I suspect from the title that the new Tartine book has a focus which is of great interest to many of us, but one which is quite difficult to get exactly right. So, plenty to get the teeth into then!
All good wishes
Andy
Hi Andy,
I just watched a video of Chad talking about his bread-making process, and in the video he says,
"Everything about our process is taken to the point where, if one thing is slightly off, it doesn't really work."
I think there a few points in this bake where things went off, perhaps more than slightly! :^)
For the porridge, these rye flakes were quite a bit thirstier than the oats and I had to add more water when cooking.
Not sure if it was that bit of extra water, or just the fact that it was rye porridge this time - but this dough was stickier than the oat porridge dough; sticky enough to make shaping difficult.
I appreciate the cost of ingredients and am grateful for the luxury of the walnut oil, and these walnuts.
The walnuts are harvested locally from a tree in someone's yard and sold at the market...I don't know what kind of walnut they are, but they have a sweetness like I've never tasted and it may be because of the freshness.
I enjoyed some of this bread today at lunch, just on its own - fabulous - and gives me encouragement to persevere.
Thanks so much for your encouragement too, Andy!
:^) breadsong
Looks like a delicious bread, Breadsong.
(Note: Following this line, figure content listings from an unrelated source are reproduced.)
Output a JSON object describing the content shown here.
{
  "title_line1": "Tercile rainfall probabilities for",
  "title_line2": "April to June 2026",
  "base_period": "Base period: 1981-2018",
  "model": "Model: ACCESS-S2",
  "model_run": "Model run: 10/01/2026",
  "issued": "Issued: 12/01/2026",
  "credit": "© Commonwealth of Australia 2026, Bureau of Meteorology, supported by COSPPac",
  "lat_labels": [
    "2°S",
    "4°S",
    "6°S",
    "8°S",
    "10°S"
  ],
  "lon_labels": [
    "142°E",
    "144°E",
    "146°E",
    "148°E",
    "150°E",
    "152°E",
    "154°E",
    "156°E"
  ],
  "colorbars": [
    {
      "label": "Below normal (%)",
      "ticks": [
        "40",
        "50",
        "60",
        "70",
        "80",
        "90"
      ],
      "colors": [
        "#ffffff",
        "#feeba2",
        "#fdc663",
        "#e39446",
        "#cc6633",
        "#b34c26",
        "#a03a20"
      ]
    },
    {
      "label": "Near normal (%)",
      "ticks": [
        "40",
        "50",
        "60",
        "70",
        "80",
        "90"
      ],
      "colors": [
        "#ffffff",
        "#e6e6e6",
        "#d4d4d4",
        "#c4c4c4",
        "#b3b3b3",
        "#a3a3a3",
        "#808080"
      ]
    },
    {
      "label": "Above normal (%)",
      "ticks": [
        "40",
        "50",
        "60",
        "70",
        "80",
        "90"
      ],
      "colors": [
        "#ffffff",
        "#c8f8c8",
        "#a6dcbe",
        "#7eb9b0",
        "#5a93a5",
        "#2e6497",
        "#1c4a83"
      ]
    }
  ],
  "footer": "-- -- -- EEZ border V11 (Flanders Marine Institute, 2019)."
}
Inspiring too!
Thanks Khalid! - this is a really good one, imho.
:^) breadsong
Another great post, breadsong. My first crack at the double fermented oat bread turned out very similar to your rye porridge bread. Your dough photo is great - almost gives me chills thinking about how sticky that is!
Do you think a few more folds might be worth a try? That's the direction I'm leaning in, along with maybe a slight reduction in water until I get the hang of these breads. I thought I was pretty good with wet doughs, but these are going to take some practice! Based on the way my loaf tastes and the way your loaves look I think it's going to be worth the effort.
Marcus
Hi Marcus,
Thank you! - I am glad to know you liked the flavor of the double fermented oats - did you use the yogurt or levain method to ferment them?
This dough was really soft, but did eventually stretch a gluten window so I thought I got it to the point where it would be OK. I wonder if the flour was wet a little too long, prior to mixing in the levain (protease getting underway?).
I haven't had a lot of opportunity to bake with the local whole-wheat flour I'm using; I wonder too if I'm pushing the limits of the fermentation tolerance for this flour.
I agree with you, I do think it's going to be worth it to keep working at it.
Thanks so much, Marcus - best wishes for your next bake and hope it goes just the way you want it to.
:^) breadsong
I just used a bit of levain to get the oats fermenting. I left them out overnight and they certainly did ferment - very tangy. The sour carried over into the bread, so if a very mild loaf is the goal I would be cautious with this approach. I'm looking forward to trying out the barley porridge - flax bread next chance I get!
Marcus
Thanks, Marcus -
I hope you'll let us know how it goes with the barley porridge bread!